You start seeing the fish and you race. Thinking about what is 50 feet and are you making too many false casts and the next thing you know you’ve left it short and the fish keep swimming. You pick up your line and shoot it and you overthrow and watch the water explode with spooked fish.
You keep walking, wondering if you’re ever going to get this right when your guide stops and points and you finally see what he sees and he asks, Can you make the cast? I can try, you whisper and before you can overthink it your line has landed and you watch a fish make a move to your fly. You raise the tip and the line comes tight and starts ripping out of your hand and the reel reverses. Then everything else that happened before doesn’t matter. Except for the comedy at your expense. You’ll have to think of a way to repay that sumbitch back at the lodge.
Norman noticed the dark clouds forming behind and started the long wade back to get the skiff. He said to keep moving forward until he returned to pick us up. Gracie spotted a ray gliding ahead, fanning its wings and kicking up marl. “There could be bones trailing behind that,” he said.
Gracie had taped his fingertips because of the line cuts accrued in the days prior but unfazed he talked across the flats about data encryption but then suddenly stopped, and the only sound echoing across the water came from his reel. That ray swam right by him and he made the cast, picking up the lead fish of four about two feet behind the barbed tail.

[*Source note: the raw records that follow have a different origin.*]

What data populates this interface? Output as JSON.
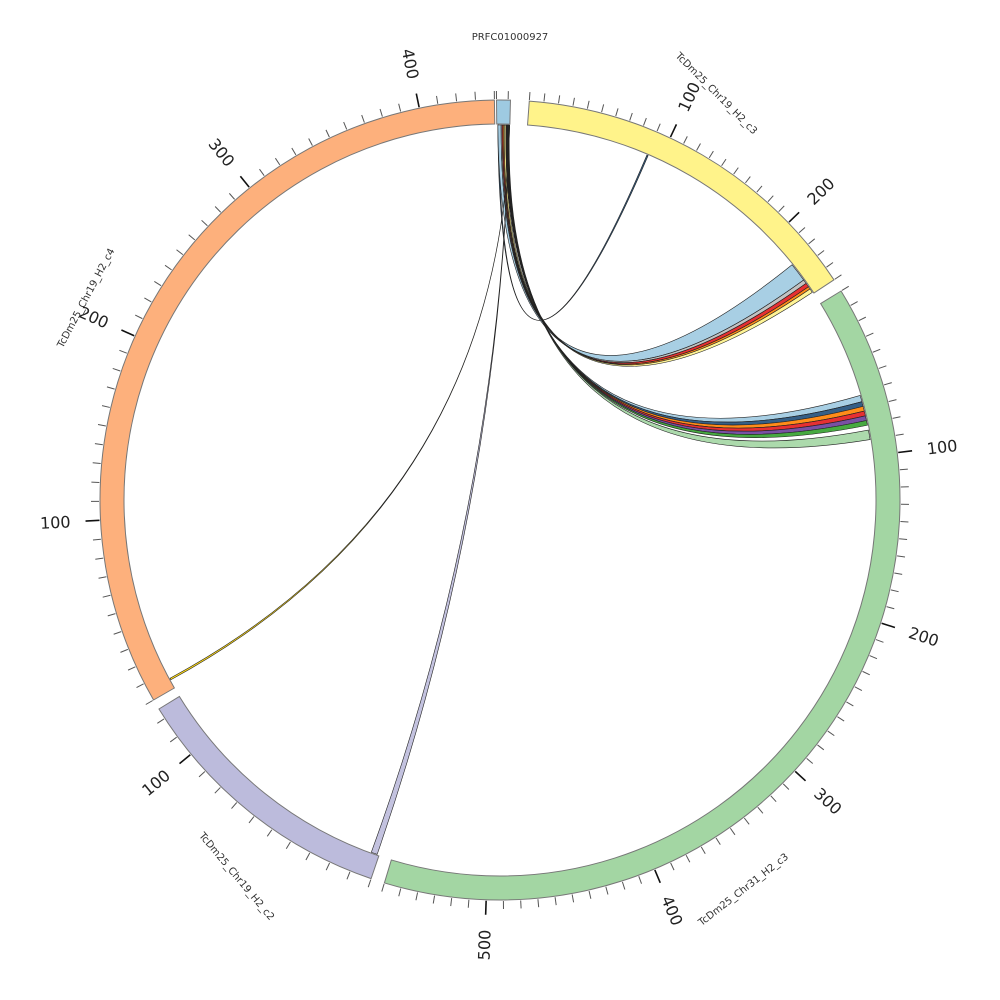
{
  "chart_data": {
    "type": "chord",
    "segments": [
      {
        "id": "prfc",
        "name": "PRFC01000927",
        "length": 12,
        "color": "#9ecae1",
        "major_ticks": []
      },
      {
        "id": "c3",
        "name": "TcDm25_Chr19_H2_c3",
        "length": 250,
        "color": "#fff38a",
        "major_ticks": [
          100,
          200
        ]
      },
      {
        "id": "c31",
        "name": "TcDm25_Chr31_H2_c3",
        "length": 560,
        "color": "#a3d6a3",
        "major_ticks": [
          100,
          200,
          300,
          400,
          500
        ]
      },
      {
        "id": "c2",
        "name": "TcDm25_Chr19_H2_c2",
        "length": 125,
        "color": "#bcbbdc",
        "major_ticks": [
          100
        ]
      },
      {
        "id": "c4",
        "name": "TcDm25_Chr19_H2_c4",
        "length": 440,
        "color": "#fdb07c",
        "major_ticks": [
          100,
          200,
          300,
          400
        ]
      }
    ],
    "links": [
      {
        "from": "prfc",
        "from_pos": [
          1.0,
          2.0
        ],
        "to": "c3",
        "to_pos": [
          90,
          91
        ],
        "color": "#1f4e79"
      },
      {
        "from": "prfc",
        "from_pos": [
          1.0,
          4.0
        ],
        "to": "c3",
        "to_pos": [
          224,
          238
        ],
        "color": "#9ecae1"
      },
      {
        "from": "prfc",
        "from_pos": [
          4.0,
          5.0
        ],
        "to": "c3",
        "to_pos": [
          238,
          241
        ],
        "color": "#bbbbbb"
      },
      {
        "from": "prfc",
        "from_pos": [
          5.0,
          6.0
        ],
        "to": "c3",
        "to_pos": [
          241,
          244
        ],
        "color": "#e31a1c"
      },
      {
        "from": "prfc",
        "from_pos": [
          6.0,
          7.0
        ],
        "to": "c3",
        "to_pos": [
          244,
          246
        ],
        "color": "#ff7f00"
      },
      {
        "from": "prfc",
        "from_pos": [
          7.0,
          8.5
        ],
        "to": "c3",
        "to_pos": [
          246,
          249
        ],
        "color": "#fff38a"
      },
      {
        "from": "prfc",
        "from_pos": [
          8.5,
          9.0
        ],
        "to": "c31",
        "to_pos": [
          62,
          66
        ],
        "color": "#9ecae1"
      },
      {
        "from": "prfc",
        "from_pos": [
          9.0,
          9.5
        ],
        "to": "c31",
        "to_pos": [
          66,
          69
        ],
        "color": "#1f4e79"
      },
      {
        "from": "prfc",
        "from_pos": [
          9.5,
          10.0
        ],
        "to": "c31",
        "to_pos": [
          69,
          72
        ],
        "color": "#ff7f00"
      },
      {
        "from": "prfc",
        "from_pos": [
          10.0,
          10.4
        ],
        "to": "c31",
        "to_pos": [
          72,
          75
        ],
        "color": "#e31a1c"
      },
      {
        "from": "prfc",
        "from_pos": [
          10.4,
          10.8
        ],
        "to": "c31",
        "to_pos": [
          75,
          78
        ],
        "color": "#6a3d9a"
      },
      {
        "from": "prfc",
        "from_pos": [
          10.8,
          11.2
        ],
        "to": "c31",
        "to_pos": [
          78,
          81
        ],
        "color": "#33a02c"
      },
      {
        "from": "prfc",
        "from_pos": [
          11.2,
          11.6
        ],
        "to": "c31",
        "to_pos": [
          84,
          90
        ],
        "color": "#a3d6a3"
      },
      {
        "from": "prfc",
        "from_pos": [
          11.6,
          11.8
        ],
        "to": "c2",
        "to_pos": [
          1,
          4
        ],
        "color": "#bcbbdc"
      },
      {
        "from": "prfc",
        "from_pos": [
          11.8,
          11.9
        ],
        "to": "c4",
        "to_pos": [
          5,
          6
        ],
        "color": "#ffd700"
      }
    ]
  }
}
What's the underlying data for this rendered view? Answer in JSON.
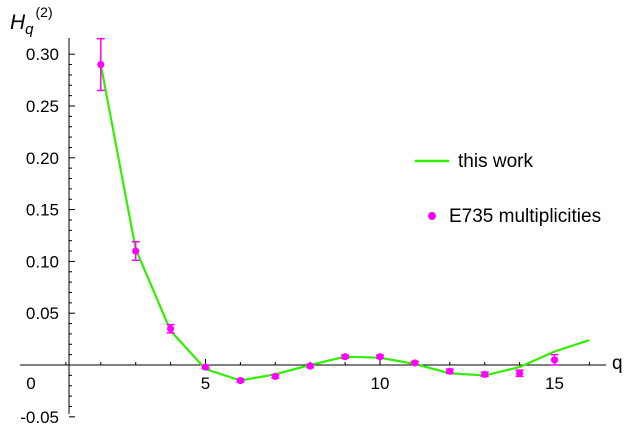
{
  "chart_data": {
    "type": "line",
    "ylabel_main": "H",
    "ylabel_sub": "q",
    "ylabel_sup": "(2)",
    "xlabel": "q",
    "xlim": [
      0,
      16.4
    ],
    "ylim": [
      -0.05,
      0.3
    ],
    "x_ticks": [
      0,
      5,
      10,
      15
    ],
    "y_ticks": [
      -0.05,
      0.05,
      0.1,
      0.15,
      0.2,
      0.25,
      0.3
    ],
    "y_tick_labels": [
      "-0.05",
      "0.05",
      "0.10",
      "0.15",
      "0.20",
      "0.25",
      "0.30"
    ],
    "grid": false,
    "legend_position": "right",
    "series": [
      {
        "name": "this work",
        "kind": "line",
        "color": "#33ee00",
        "x": [
          2,
          3,
          4,
          5,
          6,
          7,
          8,
          9,
          10,
          11,
          12,
          13,
          14,
          15,
          16
        ],
        "y": [
          0.29,
          0.112,
          0.033,
          -0.004,
          -0.015,
          -0.009,
          0.0,
          0.008,
          0.007,
          0.001,
          -0.008,
          -0.01,
          -0.002,
          0.013,
          0.024
        ]
      },
      {
        "name": "E735 multiplicities",
        "kind": "scatter",
        "color": "#ff00ff",
        "x": [
          2,
          3,
          4,
          5,
          6,
          7,
          8,
          9,
          10,
          11,
          12,
          13,
          14,
          15
        ],
        "y": [
          0.29,
          0.11,
          0.035,
          -0.002,
          -0.015,
          -0.011,
          -0.001,
          0.008,
          0.008,
          0.002,
          -0.006,
          -0.009,
          -0.008,
          0.005
        ],
        "err": [
          0.025,
          0.009,
          0.004,
          0.0015,
          0.0015,
          0.0015,
          0.0015,
          0.0015,
          0.0015,
          0.0015,
          0.002,
          0.002,
          0.003,
          0.005
        ]
      }
    ]
  }
}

Watching other people stalk bonefish is just as interesting….
The tide is barely over our ankles on the flats and Smithhammer is rolling through a set of off-color guide jokes. After walking a distance over several football fields, Ellie notices separate sets of tails working in opposite directions. He points Smithhammer, who doesn’t need the same help, off to the fish on the right.
Ellie walks and walks, then stands patiently, then points at the disturbed water about a hundred feet forward. The sound of a reversing reel interrupts him and he turns his head back to witness Smithhammer holding his rod over his head to keep the tension on one of those other tailers. “He’s done it,” Ellie says, and then turns to move closer for a shot at our rooting fish.
I’m in the dining room trying to hold down some cereal in a digestive system unsettled by last night’s beverages, and from losing straight up cash to Gracie at the card table. I’ve played Texas Hold Em five times in my life and never sober, so it always needs to be re-explained. Never won, go figure.
The van is just outside and it’s time to leave. I get a window seat on the Western Air flight to Nassau. The prop plane pulls off the runway in Congo Town and that’s it, mang, time’s up.
I didn’t count my fish but I can replay every take in my head and, jesus, it’s about time I took a day off to go striper fishing.